Bermejo niega que exista "caos y colapso" en la Justicia pero admite "retraso crónico y endémico"

EP
Actualizado 20/05/2008 0:46:40 CET

TOLEDO, 19 May. (EUROPA PRESS) -

El ministro de Justicia, Mariano Fernández Bermejo, negó hoy en Toledo que exista una situación de "caos y colapso" en la Justicia española, pero admitió un "retraso crónico y endémico". Al mismo tiempo, reconoció que las cosas no marchan al ritmo exigible, aludiendo a los casos de Mari Luz y Alovera (Guadalajara).

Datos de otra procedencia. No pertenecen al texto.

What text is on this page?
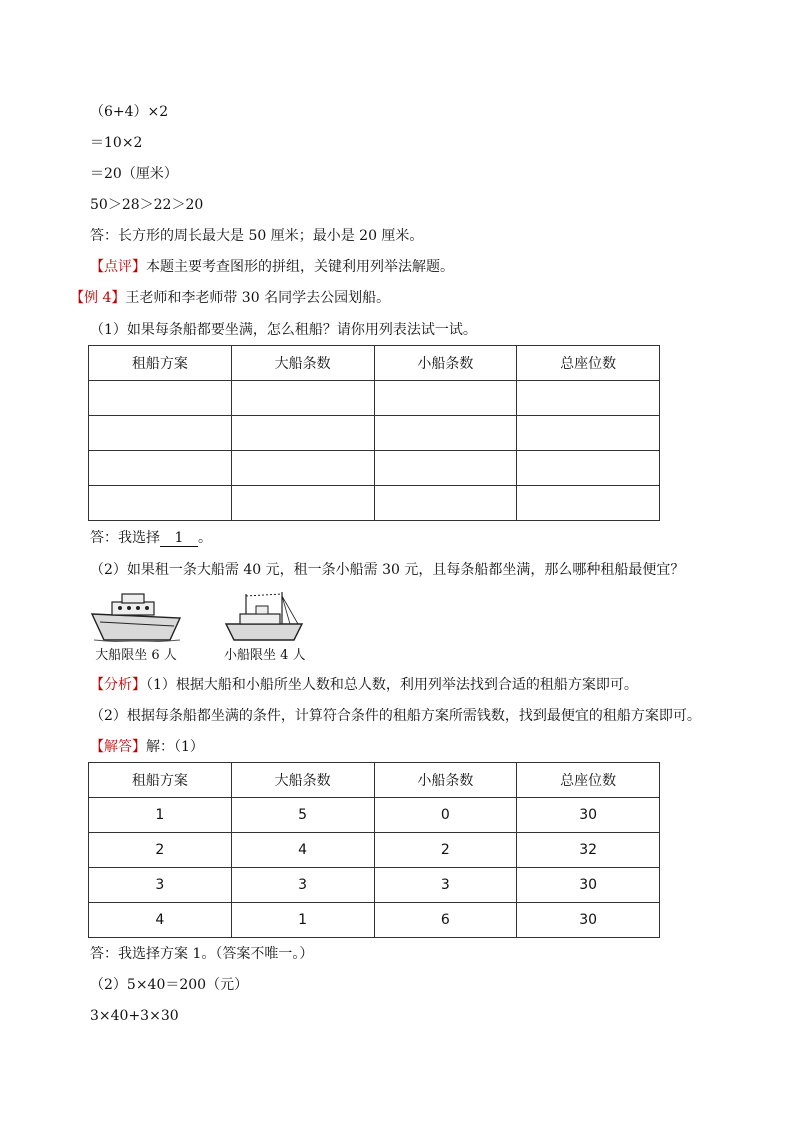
（6+4）×2
＝10×2
＝20（厘米）
50＞28＞22＞20
答：长方形的周长最大是 50 厘米；最小是 20 厘米。
【点评】本题主要考查图形的拼组，关键利用列举法解题。
【例 4】王老师和李老师带 30 名同学去公园划船。
（1）如果每条船都要坐满，怎么租船？请你用列表法试一试。
租船方案	大船条数	小船条数	总座位数

答：我选择 1 。
（2）如果租一条大船需 40 元，租一条小船需 30 元，且每条船都坐满，那么哪种租船最便宜？
大船限坐 6 人	小船限坐 4 人
【分析】（1）根据大船和小船所坐人数和总人数，利用列举法找到合适的租船方案即可。
（2）根据每条船都坐满的条件，计算符合条件的租船方案所需钱数，找到最便宜的租船方案即可。
【解答】解：（1）
租船方案	大船条数	小船条数	总座位数
1	5	0	30
2	4	2	32
3	3	3	30
4	1	6	30
答：我选择方案 1。（答案不唯一。）
（2）5×40＝200（元）
3×40+3×30
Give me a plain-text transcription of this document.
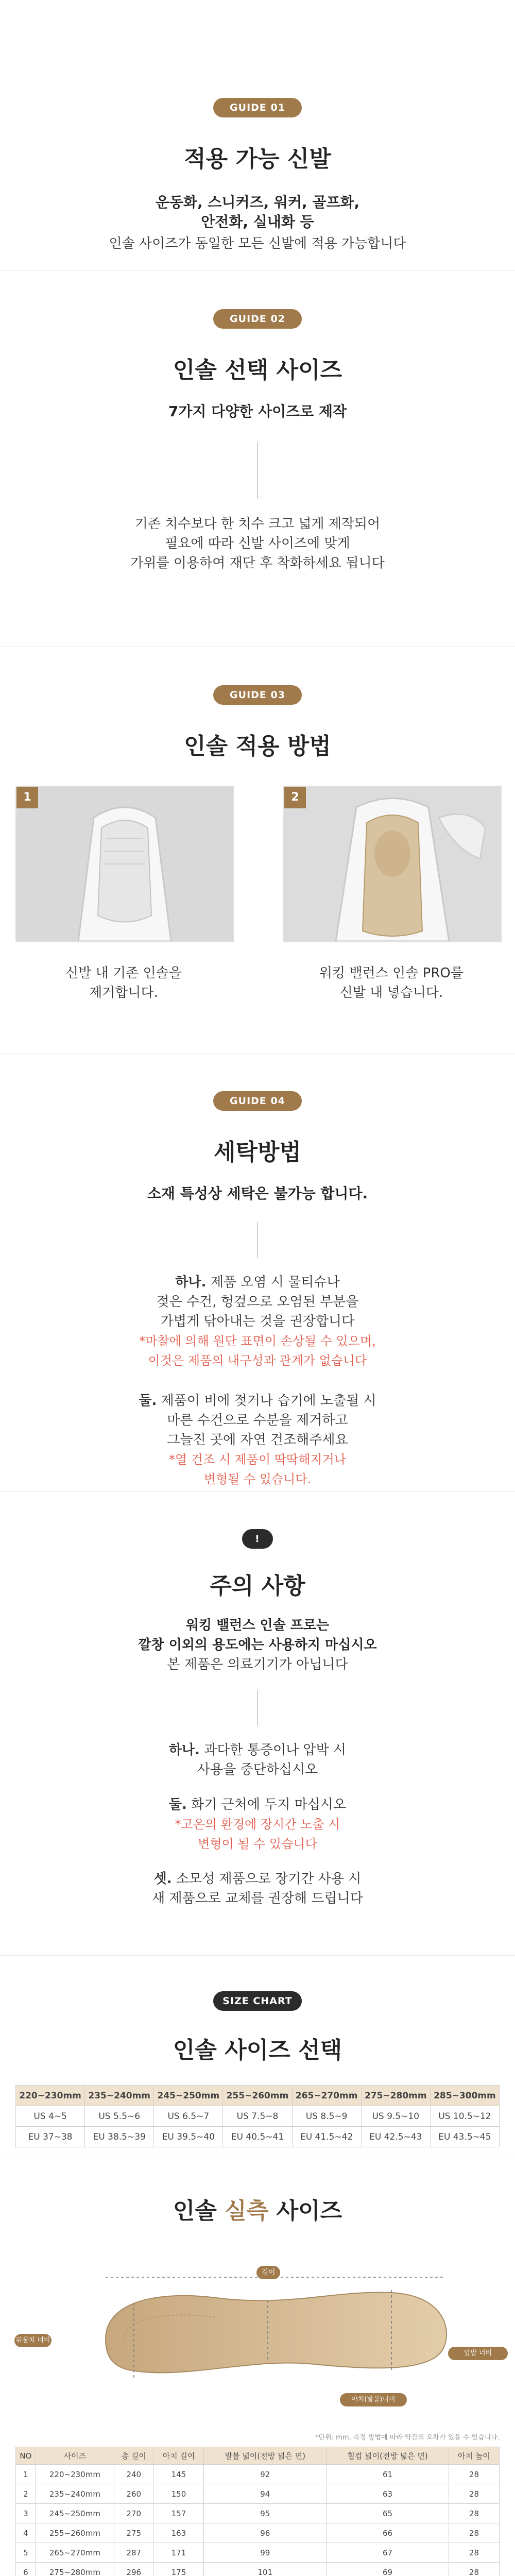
GUIDE 01
적용 가능 신발
운동화, 스니커즈, 워커, 골프화,
안전화, 실내화 등
인솔 사이즈가 동일한 모든 신발에 적용 가능합니다
GUIDE 02
인솔 선택 사이즈
7가지 다양한 사이즈로 제작
기존 치수보다 한 치수 크고 넓게 제작되어
필요에 따라 신발 사이즈에 맞게
가위를 이용하여 재단 후 착화하세요 됩니다
GUIDE 03
인솔 적용 방법
1	2
신발 내 기존 인솔을
제거합니다.
워킹 밸런스 인솔 PRO를
신발 내 넣습니다.
GUIDE 04
세탁방법
소재 특성상 세탁은 불가능 합니다.
하나. 제품 오염 시 물티슈나
젖은 수건, 헝겊으로 오염된 부분을
가볍게 닦아내는 것을 권장합니다
*마찰에 의해 원단 표면이 손상될 수 있으며,
이것은 제품의 내구성과 관계가 없습니다
둘. 제품이 비에 젖거나 습기에 노출될 시
마른 수건으로 수분을 제거하고
그늘진 곳에 자연 건조해주세요
*열 건조 시 제품이 딱딱해지거나
변형될 수 있습니다.
!
주의 사항
워킹 밸런스 인솔 프로는
깔창 이외의 용도에는 사용하지 마십시오
본 제품은 의료기기가 아닙니다
하나. 과다한 통증이나 압박 시
사용을 중단하십시오
둘. 화기 근처에 두지 마십시오
*고온의 환경에 장시간 노출 시
변형이 될 수 있습니다
셋. 소모성 제품으로 장기간 사용 시
새 제품으로 교체를 권장해 드립니다
SIZE CHART
인솔 사이즈 선택
220~230mm	235~240mm	245~250mm	255~260mm	265~270mm	275~280mm	285~300mm
US 4~5	US 5.5~6	US 6.5~7	US 7.5~8	US 8.5~9	US 9.5~10	US 10.5~12
EU 37~38	EU 38.5~39	EU 39.5~40	EU 40.5~41	EU 41.5~42	EU 42.5~43	EU 43.5~45
인솔 실측 사이즈
길이
뒤꿈치 너비
앞발 너비
아치(발볼)너비
*단위: mm, 측정 방법에 따라 약간의 오차가 있을 수 있습니다.
NO	사이즈	총 길이	아치 길이	발볼 넓이(전방 넓은 면)	힐컵 넓이(전방 넓은 면)	아치 높이
1	220~230mm	240	145	92	61	28
2	235~240mm	260	150	94	63	28
3	245~250mm	270	157	95	65	28
4	255~260mm	275	163	96	66	28
5	265~270mm	287	171	99	67	28
6	275~280mm	296	175	101	69	28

Mariano Fernández Bermejo, que participó en la conferencia 'Presente y futuro de la Justicia Española' con la que se ha abierto el ciclo de charlas-coloquio 'Hablando de Justicia', organizado por el Ejecutivo regional, dijo que en el caso de la niña Mari Luz es evidente que se han producido fallos humanos y éstos "están siendo investigados".

Fernández Bermejo, además, consideró que "no estamos inmersos en ningún caos o colapso si no en una dinámica de lentitud", al tiempo que explicaba que el PSOE tiene un proyecto que intenta superar el pensamiento de Séneca de que "nada se parece a la injusticia como la Justicia tardía".

En este sentido, apuntó que "estamos pidiendo a los jueces, fiscales, abogados, algo que no pueden darnos, que es que sean adivinos, que se tomen decisiones trascendentes". En este sentido, recalcó que en España se ha producido un cambio político y sociológico extremo, donde se han alcanzado 45 millones de habitantes y el bienestar alcanza a la mayoría.

"Aceptamos que esto ha ocurrido, pero no sus consecuencias", puntualizó el ministro de Justicia, quien reconoció que en España los cambios se han producido con celeridad y "hemos ido detrás de la zanahoria". "Se han hecho cosas, pero nunca suficientes. Seguimos con un déficit porque nunca ha sido prioridad la Justicia", apostilló el titular del ramo.

Tras señalar que en España nunca se ha dado un cambio cualitativo en esta materia, se preguntó si el juez puede seguir siendo el jefe de todo y qué es lo que pasa con el secretario judicial. En su opinión, se ha avanzado mucho, aunque subrayó que en materia de Justicia no ha existido nunca buena gestión.

No obstante, explicó que la presente legislatura no quiere ser la legislatura de las grandes leyes, porque las "leyes rara vez arreglan los problemas". Sin embargo, abogó por que la Justicia tardía se solucione con "sentido común" y que la reforma de la Justicia se haga con voluntad política y alto grado de consenso, además de medios económicos importantes.